Un autre de ses chevaux de bataille est l'environnement et la pollution. Il dénonce dans un même souffle la pollution atmosphérique et les perturbateurs endocrinien comme les éléments parmi les plus morbides. On voit bien la convergence qu'il peut y avoir entre une partie du PS et les écologistes. Cependant, cette prémisse est fausse elle aussi. Les facteurs environnementaux sont largement minoritaires parmi les causes de cancer. Les Français n'ont jamais eu une espérance de vie aussi longue que de nos jours. Si les décomptes de morts dus à la pollution augmentent, c'est sous la pression conjuguée de la baisse des seuils et de modèles permettant de larges doubles comptages. Quant aux perturbateurs endocriniens, il suffit de se rendre compte que nombre de femmes en prennent régulièrement sous la forme de la pilule contraceptive. D'ailleurs, certains perturbateurs sont en odeur de sainteté, comme le montre le cas du resvératrol: il est dûment listé par l'ANSES comme perturbateur endocrinien tout en étant vendu comme supplément alimentaire sans soulever l'indignation de quiconque… On peut simplement rappeler que lors de la primaire des écologistes, 40% des votants ont choisi Michèle Rivasi, qui a des positions ouvertement hostile aux vaccins: on peut se demander où s'arrêtera la reprise des idées fausses et délétères des écologistes.

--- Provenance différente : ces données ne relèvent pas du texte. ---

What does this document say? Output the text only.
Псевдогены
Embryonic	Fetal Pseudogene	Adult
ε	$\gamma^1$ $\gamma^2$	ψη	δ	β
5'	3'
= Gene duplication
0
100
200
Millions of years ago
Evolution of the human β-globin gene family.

Bien sûr, être scandalisé par l'état perçu de la société est un moteur de l'engagement en politique. Cependant, avoir une idée correcte des problèmes sous-jacents et non pas seulement avoir des préjugés me semble important pour prendre des mesures bénéficiant au plus grand nombre. On l'aura compris, je ne voterai pas pour Benoît Hamon, car il prend comme prémisses de ses raisonnements à peu près toutes les mauvaises idées à la mode à gauche en ce moment. Je constate qu'il fera partie de la cohorte de candidats dont la vision du monde est basée sur des idées clairement fausses. Cette cohorte de candidats rassemblera sans doute plus de la moitié des suffrages en avril, malheureusement!